Dangerous Music
When Stalin pulled Shostakovich’s opera “Lady Macbeth” from the Soviet stage, the composer had good reason to fear for his life.
By Raymond Stults
Published: November 19, 2004
Widely considered the greatest Russian opera — and perhaps even the greatest of all operas — of the 20th century, Dmitry Shostakovich’s “Lady Macbeth of the Mtsensk District” has led a troubled life over most of the 70 years since its dual premiere in Leningrad and Moscow. Even before the opening, Soviet censors had hacked away at some of its libretto’s more salacious passages. Then, after two triumphant years at home and abroad, it was banned from the Soviet stage, presumably on Josef Stalin’s direct orders, returning a quarter of a century later as the revised and softened “Katerina Ismailova.” Only over the past decade or so has the opera come to be widely seen and heard with its original words and music intact.
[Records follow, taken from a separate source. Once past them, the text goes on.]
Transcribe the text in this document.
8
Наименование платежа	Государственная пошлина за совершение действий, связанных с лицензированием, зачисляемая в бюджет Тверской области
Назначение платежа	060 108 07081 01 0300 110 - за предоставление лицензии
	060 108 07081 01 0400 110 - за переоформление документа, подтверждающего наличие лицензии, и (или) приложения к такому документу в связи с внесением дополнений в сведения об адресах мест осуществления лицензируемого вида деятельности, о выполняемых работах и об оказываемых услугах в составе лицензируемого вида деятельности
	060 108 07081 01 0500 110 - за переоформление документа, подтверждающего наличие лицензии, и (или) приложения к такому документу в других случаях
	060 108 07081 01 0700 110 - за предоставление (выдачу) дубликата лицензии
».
This Friday, the Bolshoi Theater makes its first attempt at presenting Shostakovich’s masterpiece as the composer and his co-librettist, Alexander Preis, initially conceived it. The production brings to the Bolshoi a team of newcomers: Georgian-born, St. Petersburg-based director Timur Chkheidze, whose elegant production of Sergei Prokofiev’s “The Gambler” won the Mariinsky Theater a Golden Mask in 1997; designer Yury Gegeshidze, a fellow native of Georgia and St. Petersburg resident; and Hungarian-born conductor Zoltan Pesko, currently the musical director of Lisbon’s principal opera house, the Teatro San Carlo.